New incarnations of ransomware are spreading across Europe, with variants such as Petya, NotPetya and the rather more disturbing GoldenEye, now threatening our entire digital world.
To paraphrase ex-US secretary of defense Donald Rumsfeld, our response to ransomware rests on known knowns, known unknowns and unknown unknowns.
The known knowns are that Petya ransomware has been spotted predominantly in Ukraine but security researchers have seen it spread to Spain, Germany, Israel, the UK, Netherlands and the US. In May, Matt Burgess reported in Wired that the WannaCry ransomware virus had quickly spread around the world.
Another sequence of malicious code, dubbed Petya, encrypts computers and paralyses them until you pay the rogue coders to get the antidote that unlocks the operating system. Christiaan Beek, a lead scientist and principal engineer at McAfee, said everyone is being targeted, from banks to bus stations, power grids to petroleum giants. The entire infrastructure could be paralysed. Petya was “designed for speed and is spreading around like crazy” - according to Kaspersky Lab's global research director Costin Raiu.
A Nato cybersecurity group said Petya was ‘probably’ created by a ‘state actor’ - a known unknown. “Sabotage the offending state’s government IT systems,” was the suggestion on June 28th by Nato's secretary general. A cyber operation could be launched by the coalition of countries under Article 5 of the North Atlantic Treaty.
How did this happen? Well, that’s a known known. Some claim the initial attack vector was a compromised update of the M.E. Doc accounting software utility that all breached companies were using but users of other systems have confirmed breaches. In a Facebook post on the company’s page (translated from Ukrainian), the vendor denies the allegations.
BitDefender’s research indicates that not all infections of GoldenEye have been triggered by the compromised update of the MeDOC accounting software, but it can confirm the MeDOC update as an infection vector. This makes Ukraine the “patient zero” from where the infection spread across VPN networks to headquarters or satellite offices.
Another known known is that Petya, and other ransomware, is using the EternalBlue vulnerability that is believed to have been developed by the US National Security Agency.

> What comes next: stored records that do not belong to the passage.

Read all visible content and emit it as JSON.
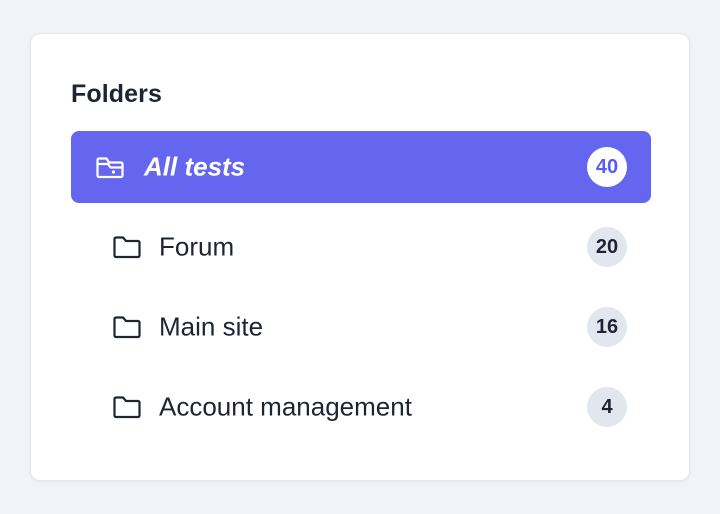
{
  "panel": {
    "title": "Folders"
  },
  "folders": [
    {
      "label": "All tests",
      "count": "40",
      "icon": "folder-open-icon",
      "active": true
    },
    {
      "label": "Forum",
      "count": "20",
      "icon": "folder-icon",
      "active": false
    },
    {
      "label": "Main site",
      "count": "16",
      "icon": "folder-icon",
      "active": false
    },
    {
      "label": "Account management",
      "count": "4",
      "icon": "folder-icon",
      "active": false
    }
  ],
  "colors": {
    "accent": "#6466ef",
    "background": "#f0f3f8",
    "card": "#ffffff",
    "text": "#1e2433",
    "badge": "#e2e7ef"
  }
}
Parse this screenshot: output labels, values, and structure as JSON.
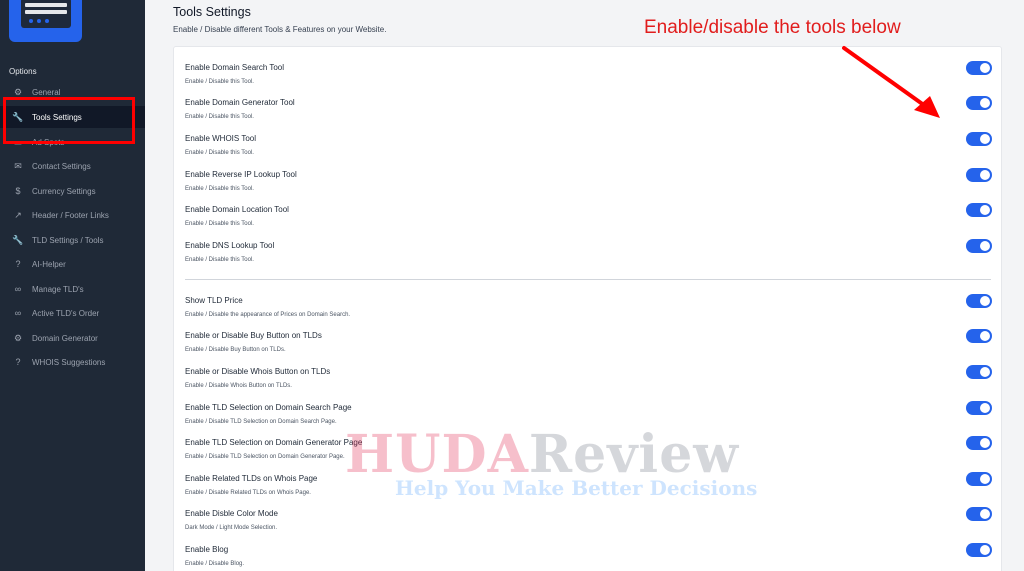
{
  "sidebar": {
    "section_label": "Options",
    "items": [
      {
        "label": "General",
        "icon": "gear-icon",
        "glyph": "⚙"
      },
      {
        "label": "Tools Settings",
        "icon": "wrench-icon",
        "glyph": "🔧"
      },
      {
        "label": "Ad Spots",
        "icon": "monitor-icon",
        "glyph": "▭"
      },
      {
        "label": "Contact Settings",
        "icon": "mail-icon",
        "glyph": "✉"
      },
      {
        "label": "Currency Settings",
        "icon": "dollar-icon",
        "glyph": "$"
      },
      {
        "label": "Header / Footer Links",
        "icon": "external-link-icon",
        "glyph": "↗"
      },
      {
        "label": "TLD Settings / Tools",
        "icon": "wrench-icon",
        "glyph": "🔧"
      },
      {
        "label": "AI-Helper",
        "icon": "help-circle-icon",
        "glyph": "?"
      },
      {
        "label": "Manage TLD's",
        "icon": "link-icon",
        "glyph": "∞"
      },
      {
        "label": "Active TLD's Order",
        "icon": "link-icon",
        "glyph": "∞"
      },
      {
        "label": "Domain Generator",
        "icon": "gear-icon",
        "glyph": "⚙"
      },
      {
        "label": "WHOIS Suggestions",
        "icon": "help-circle-icon",
        "glyph": "?"
      }
    ]
  },
  "main": {
    "title": "Tools Settings",
    "subtitle": "Enable / Disable different Tools & Features on your Website.",
    "annotation": "Enable/disable the tools below",
    "settings": [
      {
        "label": "Enable Domain Search Tool",
        "desc": "Enable / Disable this Tool.",
        "enabled": true
      },
      {
        "label": "Enable Domain Generator Tool",
        "desc": "Enable / Disable this Tool.",
        "enabled": true
      },
      {
        "label": "Enable WHOIS Tool",
        "desc": "Enable / Disable this Tool.",
        "enabled": true
      },
      {
        "label": "Enable Reverse IP Lookup Tool",
        "desc": "Enable / Disable this Tool.",
        "enabled": true
      },
      {
        "label": "Enable Domain Location Tool",
        "desc": "Enable / Disable this Tool.",
        "enabled": true
      },
      {
        "label": "Enable DNS Lookup Tool",
        "desc": "Enable / Disable this Tool.",
        "enabled": true
      },
      {
        "label": "Show TLD Price",
        "desc": "Enable / Disable the appearance of Prices on Domain Search.",
        "enabled": true
      },
      {
        "label": "Enable or Disable Buy Button on TLDs",
        "desc": "Enable / Disable Buy Button on TLDs.",
        "enabled": true
      },
      {
        "label": "Enable or Disable Whois Button on TLDs",
        "desc": "Enable / Disable Whois Button on TLDs.",
        "enabled": true
      },
      {
        "label": "Enable TLD Selection on Domain Search Page",
        "desc": "Enable / Disable TLD Selection on Domain Search Page.",
        "enabled": true
      },
      {
        "label": "Enable TLD Selection on Domain Generator Page",
        "desc": "Enable / Disable TLD Selection on Domain Generator Page.",
        "enabled": true
      },
      {
        "label": "Enable Related TLDs on Whois Page",
        "desc": "Enable / Disable Related TLDs on Whois Page.",
        "enabled": true
      },
      {
        "label": "Enable Disble Color Mode",
        "desc": "Dark Mode / Light Mode Selection.",
        "enabled": true
      },
      {
        "label": "Enable Blog",
        "desc": "Enable / Disable Blog.",
        "enabled": true
      }
    ]
  },
  "watermark": {
    "brand_a": "HUDA",
    "brand_b": "Review",
    "tagline": "Help You Make Better Decisions"
  },
  "colors": {
    "accent": "#2563eb",
    "sidebar_bg": "#1f2937",
    "annotation_red": "#e11d1d"
  }
}
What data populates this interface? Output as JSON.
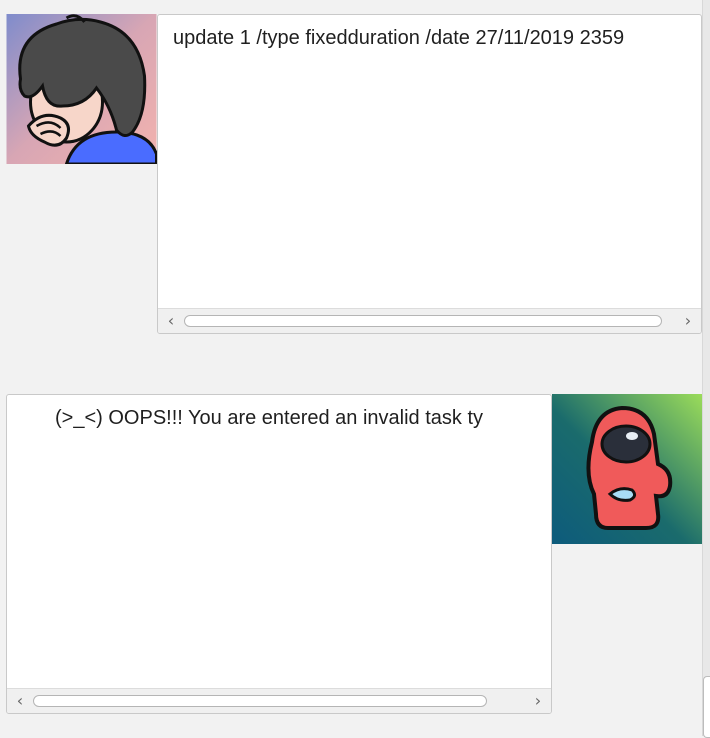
{
  "dialog": {
    "user": {
      "avatar": "user-avatar",
      "message": "update 1 /type fixedduration /date 27/11/2019 2359"
    },
    "bot": {
      "avatar": "bot-avatar",
      "message": "(>_<) OOPS!!! You are entered an invalid task ty"
    }
  },
  "icons": {
    "scroll_left": "‹",
    "scroll_right": "›"
  }
}
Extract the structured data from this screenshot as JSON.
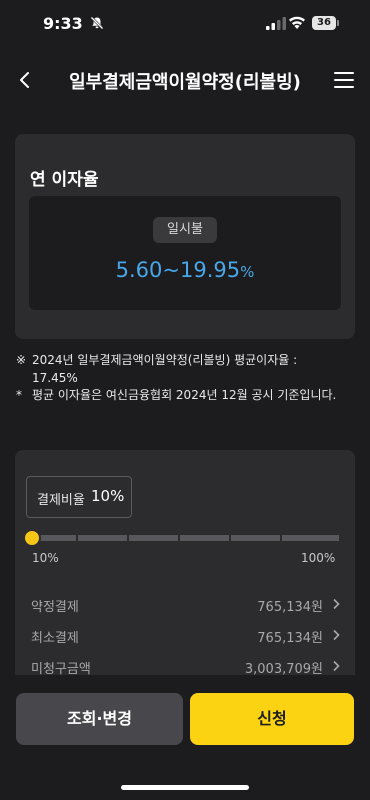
{
  "status": {
    "time": "9:33",
    "battery": "36"
  },
  "nav": {
    "title": "일부결제금액이월약정(리볼빙)"
  },
  "rate_card": {
    "title": "연 이자율",
    "badge": "일시불",
    "range": "5.60~19.95",
    "unit": "%"
  },
  "notice": {
    "line1_mark": "※",
    "line1": "2024년 일부결제금액이월약정(리볼빙) 평균이자율 : 17.45%",
    "line2_mark": "*",
    "line2": "평균 이자율은 여신금융협회 2024년 12월 공시 기준입니다."
  },
  "payment": {
    "ratio_label": "결제비율",
    "ratio_value": "10%",
    "slider_min": "10%",
    "slider_max": "100%",
    "slider_level": 0,
    "rows": [
      {
        "label": "약정결제",
        "value": "765,134원"
      },
      {
        "label": "최소결제",
        "value": "765,134원"
      },
      {
        "label": "미청구금액",
        "value": "3,003,709원"
      }
    ]
  },
  "buttons": {
    "secondary": "조회·변경",
    "primary": "신청"
  },
  "colors": {
    "accent": "#fcd312",
    "rate": "#47a7e8"
  }
}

Petya introduced a new twist. Instead of encrypting files on disk, it locks the entire disk, rendering it useless, according to F-Secure. By faking a certificate derived from Microsoft's Sysinternal tools, it will encrypt the filesystem’s master file table (MFT) and disguise files to make them invisible to the operating system.
So, why do they do it? That’s a known unknown, reports Bogdan Botezatu, senior e-threat analyst at BitDefender. There is mounting evidence that ransomware campaigns might not have targeted financial gains but rather data destruction, said Botezatu.

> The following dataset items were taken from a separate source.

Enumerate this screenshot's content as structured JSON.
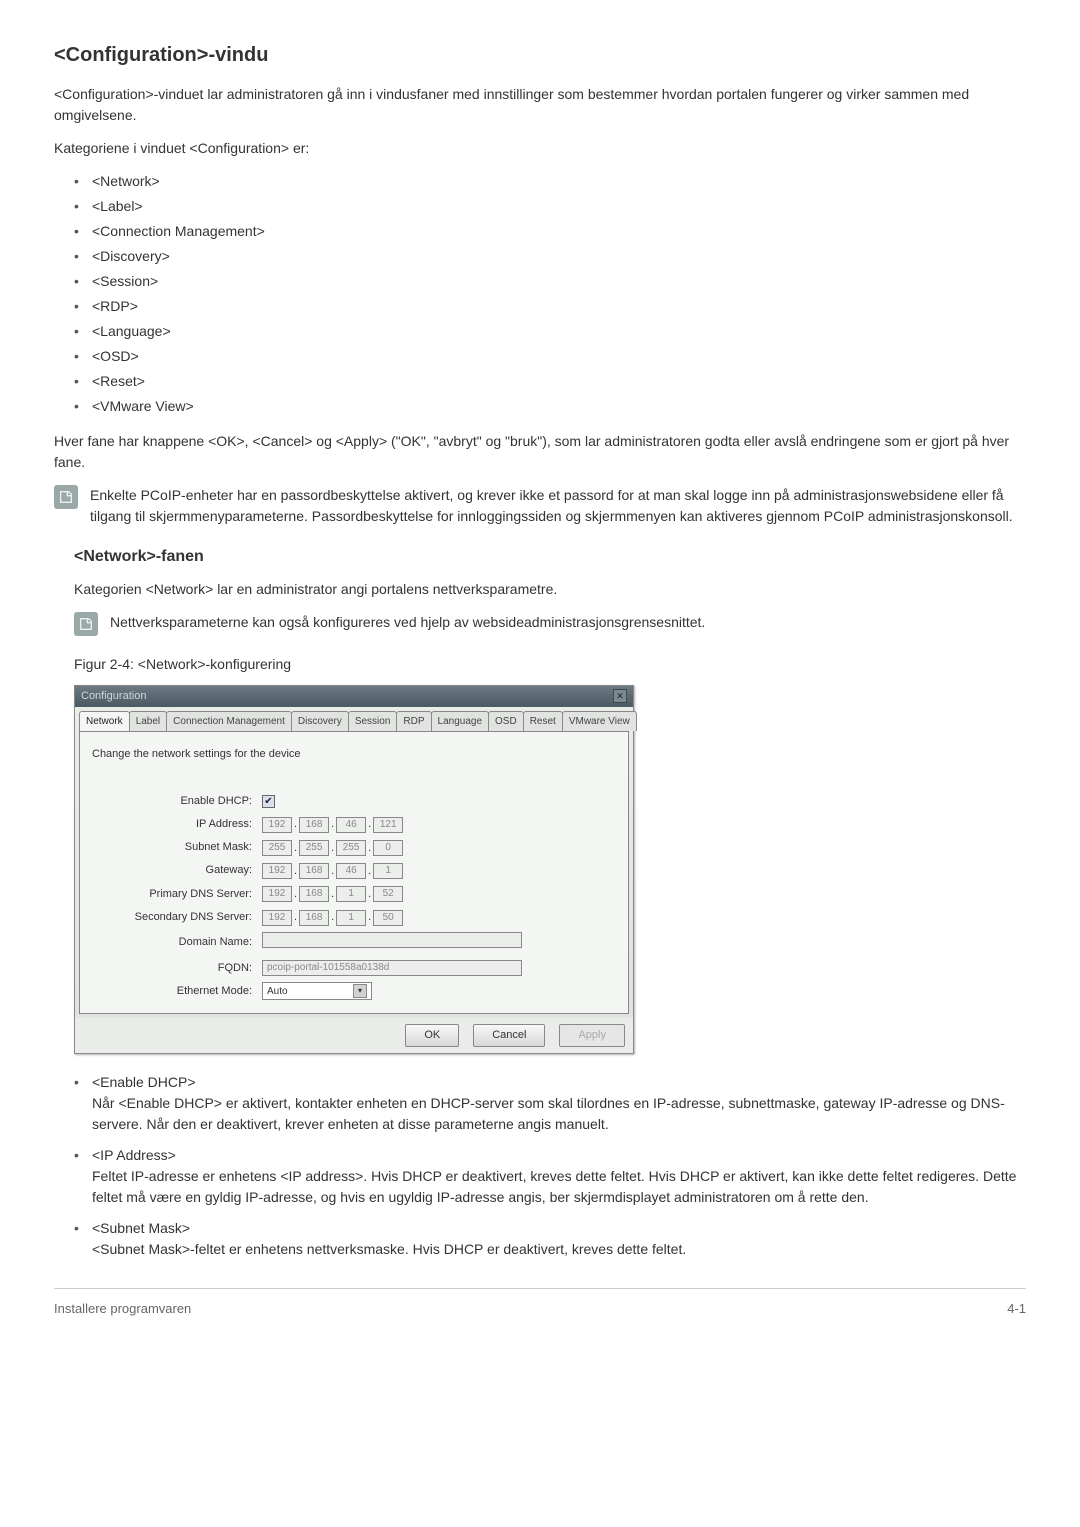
{
  "h1": "<Configuration>-vindu",
  "intro": "<Configuration>-vinduet lar administratoren gå inn i vindusfaner med innstillinger som bestemmer hvordan portalen fungerer og virker sammen med omgivelsene.",
  "categoriesLabel": "Kategoriene i vinduet <Configuration> er:",
  "categories": [
    "<Network>",
    "<Label>",
    "<Connection Management>",
    "<Discovery>",
    "<Session>",
    "<RDP>",
    "<Language>",
    "<OSD>",
    "<Reset>",
    "<VMware View>"
  ],
  "buttonsNote": "Hver fane har knappene <OK>, <Cancel> og <Apply> (\"OK\", \"avbryt\" og \"bruk\"), som lar administratoren godta eller avslå endringene som er gjort på hver fane.",
  "note1": "Enkelte PCoIP-enheter har en passordbeskyttelse aktivert, og krever ikke et passord for at man skal logge inn på administrasjonswebsidene eller få tilgang til skjermmenyparameterne. Passordbeskyttelse for innloggingssiden og skjermmenyen kan aktiveres gjennom PCoIP administrasjonskonsoll.",
  "h2": "<Network>-fanen",
  "networkIntro": "Kategorien <Network> lar en administrator angi portalens nettverksparametre.",
  "note2": "Nettverksparameterne kan også konfigureres ved hjelp av websideadministrasjonsgrensesnittet.",
  "figureCaption": "Figur 2-4: <Network>-konfigurering",
  "window": {
    "title": "Configuration",
    "tabs": [
      "Network",
      "Label",
      "Connection Management",
      "Discovery",
      "Session",
      "RDP",
      "Language",
      "OSD",
      "Reset",
      "VMware View"
    ],
    "activeTabIndex": 0,
    "desc": "Change the network settings for the device",
    "fields": {
      "enableDhcp": {
        "label": "Enable DHCP:",
        "checked": true
      },
      "ipAddress": {
        "label": "IP Address:",
        "v": [
          "192",
          "168",
          "46",
          "121"
        ]
      },
      "subnetMask": {
        "label": "Subnet Mask:",
        "v": [
          "255",
          "255",
          "255",
          "0"
        ]
      },
      "gateway": {
        "label": "Gateway:",
        "v": [
          "192",
          "168",
          "46",
          "1"
        ]
      },
      "primaryDns": {
        "label": "Primary DNS Server:",
        "v": [
          "192",
          "168",
          "1",
          "52"
        ]
      },
      "secondaryDns": {
        "label": "Secondary DNS Server:",
        "v": [
          "192",
          "168",
          "1",
          "50"
        ]
      },
      "domainName": {
        "label": "Domain Name:",
        "value": ""
      },
      "fqdn": {
        "label": "FQDN:",
        "value": "pcoip-portal-101558a0138d"
      },
      "ethernetMode": {
        "label": "Ethernet Mode:",
        "value": "Auto"
      }
    },
    "buttons": {
      "ok": "OK",
      "cancel": "Cancel",
      "apply": "Apply"
    }
  },
  "desc": [
    {
      "title": "<Enable DHCP>",
      "text": "Når <Enable DHCP> er aktivert, kontakter enheten en DHCP-server som skal tilordnes en IP-adresse, subnettmaske, gateway IP-adresse og DNS-servere. Når den er deaktivert, krever enheten at disse parameterne angis manuelt."
    },
    {
      "title": "<IP Address>",
      "text": "Feltet IP-adresse er enhetens <IP address>. Hvis DHCP er deaktivert, kreves dette feltet. Hvis DHCP er aktivert, kan ikke dette feltet redigeres. Dette feltet må være en gyldig IP-adresse, og hvis en ugyldig IP-adresse angis, ber skjermdisplayet administratoren om å rette den."
    },
    {
      "title": "<Subnet Mask>",
      "text": "<Subnet Mask>-feltet er enhetens nettverksmaske. Hvis DHCP er deaktivert, kreves dette feltet."
    }
  ],
  "footer": {
    "left": "Installere programvaren",
    "right": "4-1"
  }
}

The choice of a regular, non-bulletproof e-mail service provider to act as a communication channel would be a bad business decision, given its “total lack of usability in the payment confirmation,” added Botezatu. Manually typing long, mixed case personal installation keys and wallets is a process highly prone to typos.
How to defend against it? We can learn from history, says independent security analyst Graham Cluley, on his eponymous security news site.
A more immediate option, for the victims who need to resume business, would be to pay the requested $300 bitcoin fee to decrypt the locked systems. The bitcoin wallet listed in the demands has received multiple payments, with £5,800 being collected until email client Posteo, which hosts the account receiving these bitcoin payments, closed the address listed in the ransom note. So it’s not an option but should it be? “Emphatically no,” said Cluley. “I really hope everyone learnt a lesson from the ransomware outbreak and put some secure backup systems in place,” said Cluley.
Still, the unknowns are not damaging the IT industry and companies are not being put off, says Rene Millman in CloudPro.
In fact, four out of five firms will adopt the cloud, despite the risk of hacking, according to a new survey.
A poll of 500 senior executives in the UK by Techmarketview found that 80%, though concerned about security, were not put off by ransomware and 37% have recently launched their first cloud projects. Three-quarters said governments should do more to protect businesses from a cyber-attack.
“We all need guidance on being protected, properly patched and secured,” said Jon Wrennall, CTO at Advanced.